Ben Masel, who campaigned for decades for the legalization of marijuana, among other causes, died April 30 at 56 in his hometown of Madison, Wis.

Masel began his activist career four decades ago while a student at the University of Wisconsin in Madison. He was expelled from the university shortly after enrolling   there and became, at age 17, “the youngest person placed on President Richard Nixon’s infamous enemies list."

Masel, a native of New Jersey, stayed in Madison and became a gadfly protester who also made several high-spirited long-shot runs for statewide office in Wisconsin. He published campaign posters displaying his nude image on the premise he would be a politician “with nothing to hide.” 

Esther Schwarzbauer, who described herself in a long and affectionate online “homily” to Masel as a lifelong friend, said Masel was “not always the chief organizer, but frequently the fearless leader” at events such as “Weedstock” and the Great Midwestern Marijuana Harvest Festival.

Masel was vice president of the Wisconsin state chapter of the National Organization for the Reform of Marijuana Laws and had been state director for the group.
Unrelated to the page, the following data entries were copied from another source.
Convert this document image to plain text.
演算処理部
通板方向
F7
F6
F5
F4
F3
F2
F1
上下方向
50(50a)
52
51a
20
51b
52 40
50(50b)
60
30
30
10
He received the national group’s Special Appreciation Award for "a lifetime of outstanding work in advancing the cause of legalizing marijuana" earlier this year.

Marijuana legalization was not Masel’s only issue. He once claimed that he had set the "outdoor world’s record for political arrests during his long years in Madison. He might have been right.” In recent months, while suffering from lung cancer, Masel left hospital care to join protests in Wisconsin involving state workers’ unionization rights.

Masel described his political orientation as being beyond “puny categorization. Ben was a Yippee, a Zippee, a rabble-rouser, and friend to more people than many people will meet in their entire lives.”

A 2006 profile of Masel, written as he launched another long-shot candidacy for the U.S. Senate, said he “seems to like shaking the system more than playing by its rules. He’s had an axe to grind since facing the Vietnam draft and his soon thereafter expulsion from UW-Madison for anti-war shenanigans.”

Masel was a contributor to the popular blog Daily Kos, which described him as “a fighter to the end.”